Im Falle der Kombination mit Fluoxetin oder Sertralin, beides Antidepressiva mit selektiver Serotonin-Wiederaufnahmehemmung, ist zu beachten, dass
·mit Fluoxetin weder in pharmakokinetischer noch in pharmakodynamischer Hinsicht klinisch signifikante Interaktionen beobachtet wurden,
·mit Sertralin die maximale Zolpidem-Konzentration signifikant erhöht und Tmax reduziert wird. Obwohl klinisch nicht nachgewiesen, könnten diese Änderungen theoretisch die hypnotische Wirkung von Zolpidem beschleunigen.
Bei Einnahme narkotischer Analgetika kann eine Steigerung der Euphorie zum Auftreten einer psychischen Abhängigkeit beitragen.
Benzodiazepine und Opioide: Die gleichzeitige Anwendung von Benzodiazepinen, einschliesslich Zolpidem und Opioiden erhöht aufgrund der zusätzlichen dämpfenden Wirkungen auf das zentrale Nervensystem das Risiko für Sedierung, Atemnot, Koma und Tod. Daher ist bei Patienten die gleichzeitig Benzodiazpenie und Opioide einnehmen, die Dosis und die Behandlungsdauer zu beschränken.
CYP450-Inhibitoren und -Induktoren
Die Inhibitoren des Cytochroms P450 können die Wirkung gewisser Hypnotika wie Zolpidem steigern.
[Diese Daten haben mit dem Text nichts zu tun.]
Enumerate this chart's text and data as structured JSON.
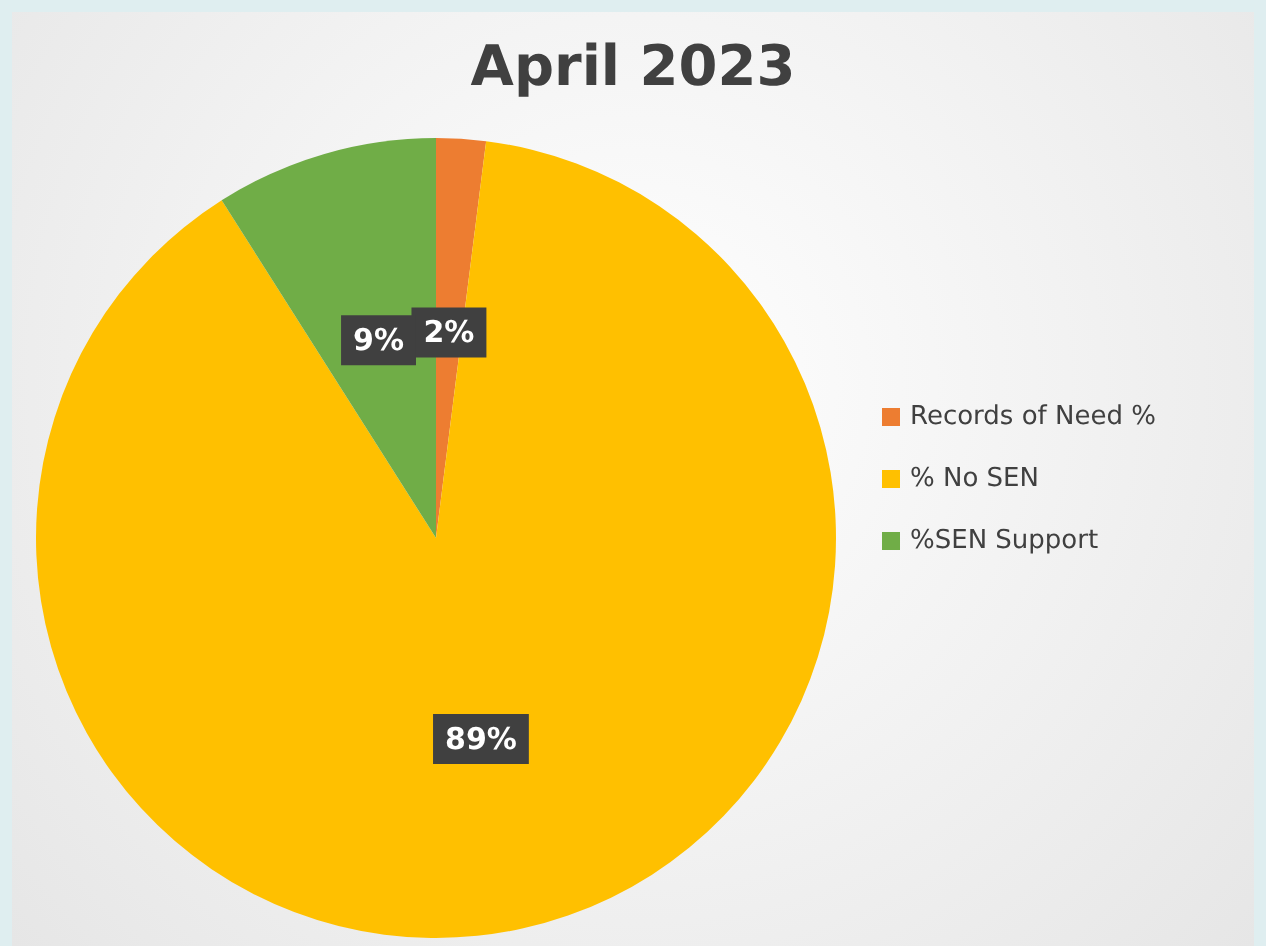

Beim Menschen hängt der Metabolismus von Zolpidem wesentlich vom Enzym CYP450 3A4 ab. Ebenfalls beteiligt ist das Enzym CYP450 1A2. Bei gleichzeitiger Gabe von Induktoren des CYP450 3A4, wie Rifampicin und Johanniskraut-Präparaten wird die pharmakodynamische Wirkung von Zolpidem herabgesetzt.
Johanniskraut kann den Zolpidem-Blutspiegel herabsetzen (Senkung der mittleren Cmax-Werte um 33,7% und der AUC-Werte um 30%); eine gleichzeitige Verabreichung ist daher nicht empfohlen.
In einer Studie zur Interaktion mit Itraconazol, dem CYP450 3A4-Inhibitor, wurden trotz Zunahme der AUC um 35% keine klinischen Folgen beobachtet. Eine Anpassung der Dosis von Zolpidem bei gleichzeitiger Verabreichung von Itraconazol ist daher nicht notwendig.
Die routinemässige Anpassung der Zolpidem-Dosen wird nicht als erforderlich angesehen, jedoch kann die gleichzeitige Verabreichung von Zolpidem und Ketokonazol eine Verstärkung der sedativen Wirkung herbeiführen. Es wurde eine Erhöhung um den Faktor 1,83 der AUC beobachtet.
Es liegen keine Studien vor über Interaktionen mit anderen CYP450 3A-Inhibitoren.
Sonstige Medikamente
Fluvoxamin und Ciprofloxacin können den Blutspiegel von Zolpidem erhöhen. Von einer gleichzeitigen Gabe mit Zolpidem wird daher abgeraten.
Bei gleichzeitiger Verabreichung von Zolpidem und Warfarin, Digoxin, Ranitidin oder Cimetidin sind keine signifikanten pharmakokinetischen Interaktionen beobachtet worden.